If you were born between 1943 and 1954 your FRA is 66.  If you were born between 1955 and 1960 it increases by 2 months per year. For instance, those born in 1955 have a FRA of 66 and 2 months and those born in 1956 have a FRA of 66 and 4 months.  The FRA for retirees born in 1960 is 67 and that is true for all years after that.


what is Primary insurance amount (pia)?

PIA is the monthly amount of your Social Security benefit that you would collect if you start collecting at your FRA.  It is decreased if you claim prior to your FRA and increased if you claim after your FRA up to age 70.  The difference between collecting as early as possible at age 62 and waiting to collect until age 70 is a 76% increase in your monthly amount.


How many years of work do I need to collect Social Security?

Most people will qualify to collect Social Security benefits after they have worked and paid in to the program for 10 years.  A minimum of 40 'quarters of coverage' (QC) are required to be eligible to collect retirement benefits and a maximum of 4 QCs may be earned per year.   


what is a 'quarter of coverage'?

A quarter of coverage used to mean "working for a quarter of the year", therefore 4 quarters could be earned per year.  Now it is measured as an amount of earnings.  The earnings required for a quarter of coverage (QC) in 2016 is $1,260.  So if you earn 4 x $1,260, or $5,040, you have earned your 4 QCs for that year, even if you earned all that in a month or two.  And no matter how high your earnings may be, you can not earn more than 4 QC's in one year.  

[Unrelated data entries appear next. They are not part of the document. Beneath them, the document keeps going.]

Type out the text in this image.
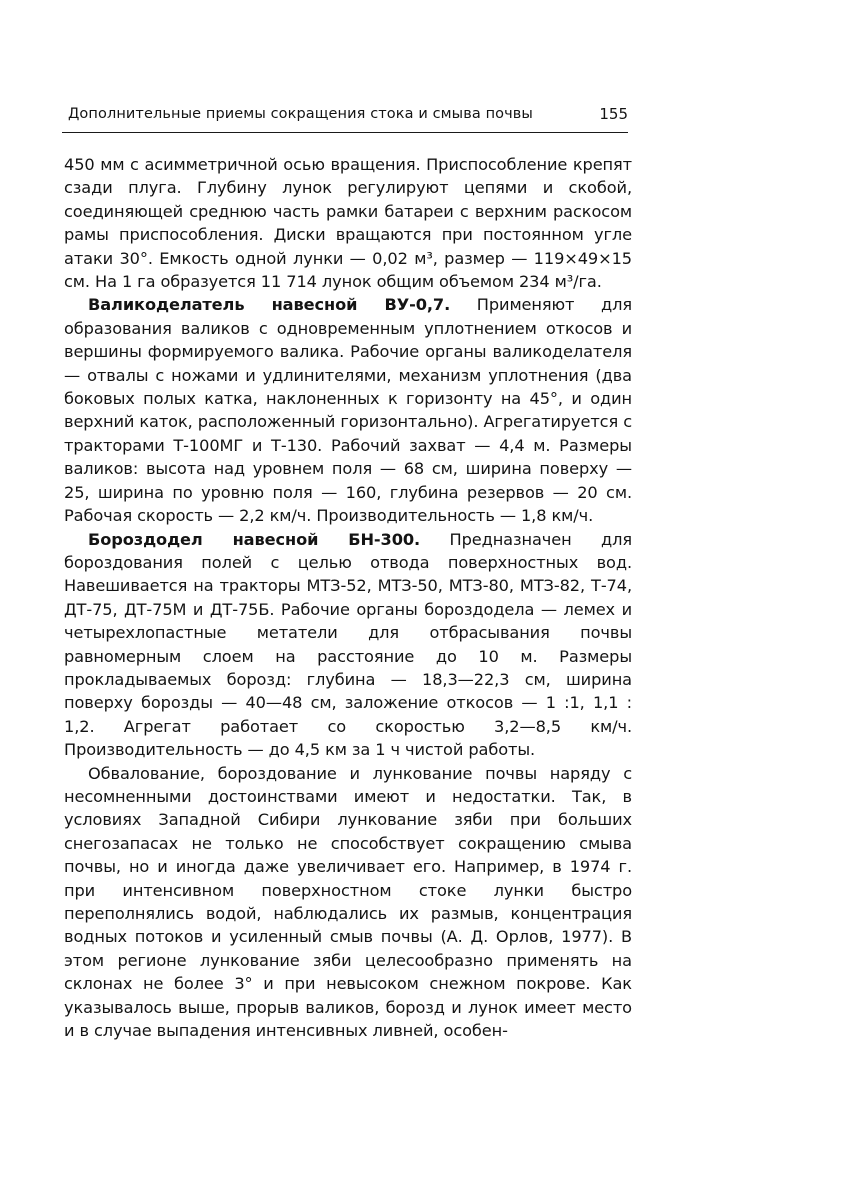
Дополнительные приемы сокращения стока и смыва почвы	155

450 мм с асимметричной осью вращения. Приспособление крепят сзади плуга. Глубину лунок регулируют цепями и скобой, соединяющей среднюю часть рамки батареи с верхним раскосом рамы приспособления. Диски вращаются при постоянном угле атаки 30°. Емкость одной лунки — 0,02 м³, размер — 119×49×15 см. На 1 га образуется 11 714 лунок общим объемом 234 м³/га.

Валикоделатель навесной ВУ-0,7. Применяют для образования валиков с одновременным уплотнением откосов и вершины формируемого валика. Рабочие органы валикоделателя — отвалы с ножами и удлинителями, механизм уплотнения (два боковых полых катка, наклоненных к горизонту на 45°, и один верхний каток, расположенный горизонтально). Агрегатируется с тракторами Т-100МГ и Т-130. Рабочий захват — 4,4 м. Размеры валиков: высота над уровнем поля — 68 см, ширина поверху — 25, ширина по уровню поля — 160, глубина резервов — 20 см. Рабочая скорость — 2,2 км/ч. Производительность — 1,8 км/ч.

Бороздодел навесной БН-300. Предназначен для бороздования полей с целью отвода поверхностных вод. Навешивается на тракторы МТЗ-52, МТЗ-50, МТЗ-80, МТЗ-82, Т-74, ДТ-75, ДТ-75М и ДТ-75Б. Рабочие органы бороздодела — лемех и четырехлопастные метатели для отбрасывания почвы равномерным слоем на расстояние до 10 м. Размеры прокладываемых борозд: глубина — 18,3—22,3 см, ширина поверху борозды — 40—48 см, заложение откосов — 1 :1, 1,1 : 1,2. Агрегат работает со скоростью 3,2—8,5 км/ч. Производительность — до 4,5 км за 1 ч чистой работы.

Обвалование, бороздование и лункование почвы наряду с несомненными достоинствами имеют и недостатки. Так, в условиях Западной Сибири лункование зяби при больших снегозапасах не только не способствует сокращению смыва почвы, но и иногда даже увеличивает его. Например, в 1974 г. при интенсивном поверхностном стоке лунки быстро переполнялись водой, наблюдались их размыв, концентрация водных потоков и усиленный смыв почвы (А. Д. Орлов, 1977). В этом регионе лункование зяби целесообразно применять на склонах не более 3° и при невысоком снежном покрове. Как указывалось выше, прорыв валиков, борозд и лунок имеет место и в случае выпадения интенсивных ливней, особен-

what is a spousal benefit?

For couples, one spouse may collect a benefit based on the other spouse's earnings history.  The  spousal benefit is 50% of the other spouse's PIA if the spouse collecting the benefit is FRA or older.  If the collecting spouse is younger than FRA, they will collect a decreased amount, as low as 35% of their spouse's PIA if they collect at age 62.  To collect a spousal benefit, the other spouse must be collecting their own retirement benefit.


what if i am divorced but was married for many years?  

If you were married for at least 10 years, are currently unmarried and are both at least 62 years old, you are eligible for an ex-spousal benefit, which is very similar to a spousal benefit.  For divorced spouses, a spouse may claim an ex-spousal benefit based on the other spouse's earnings whether the other spouse is collecting their own Social Security benefit or not.  Ex-spousal benefits do not affect the ee-spouse's own retirement benefit or that of their current spouse if they have remarried.


what if i am eligible for a spousal benefit and my own retirement benefit?

For married couples and divorced retirees, this is one of the more complicated decisions, but remember that you can only collect one benefit at a time.  If you are younger than your FRA and file for Social Security benefits, you will be "deemed" to be filing for both and will receive the larger of the two.  Once you have reached FRA, depending on your age, there may be strategies you can use as a couple to increase your cumulative lifetime Social Security income.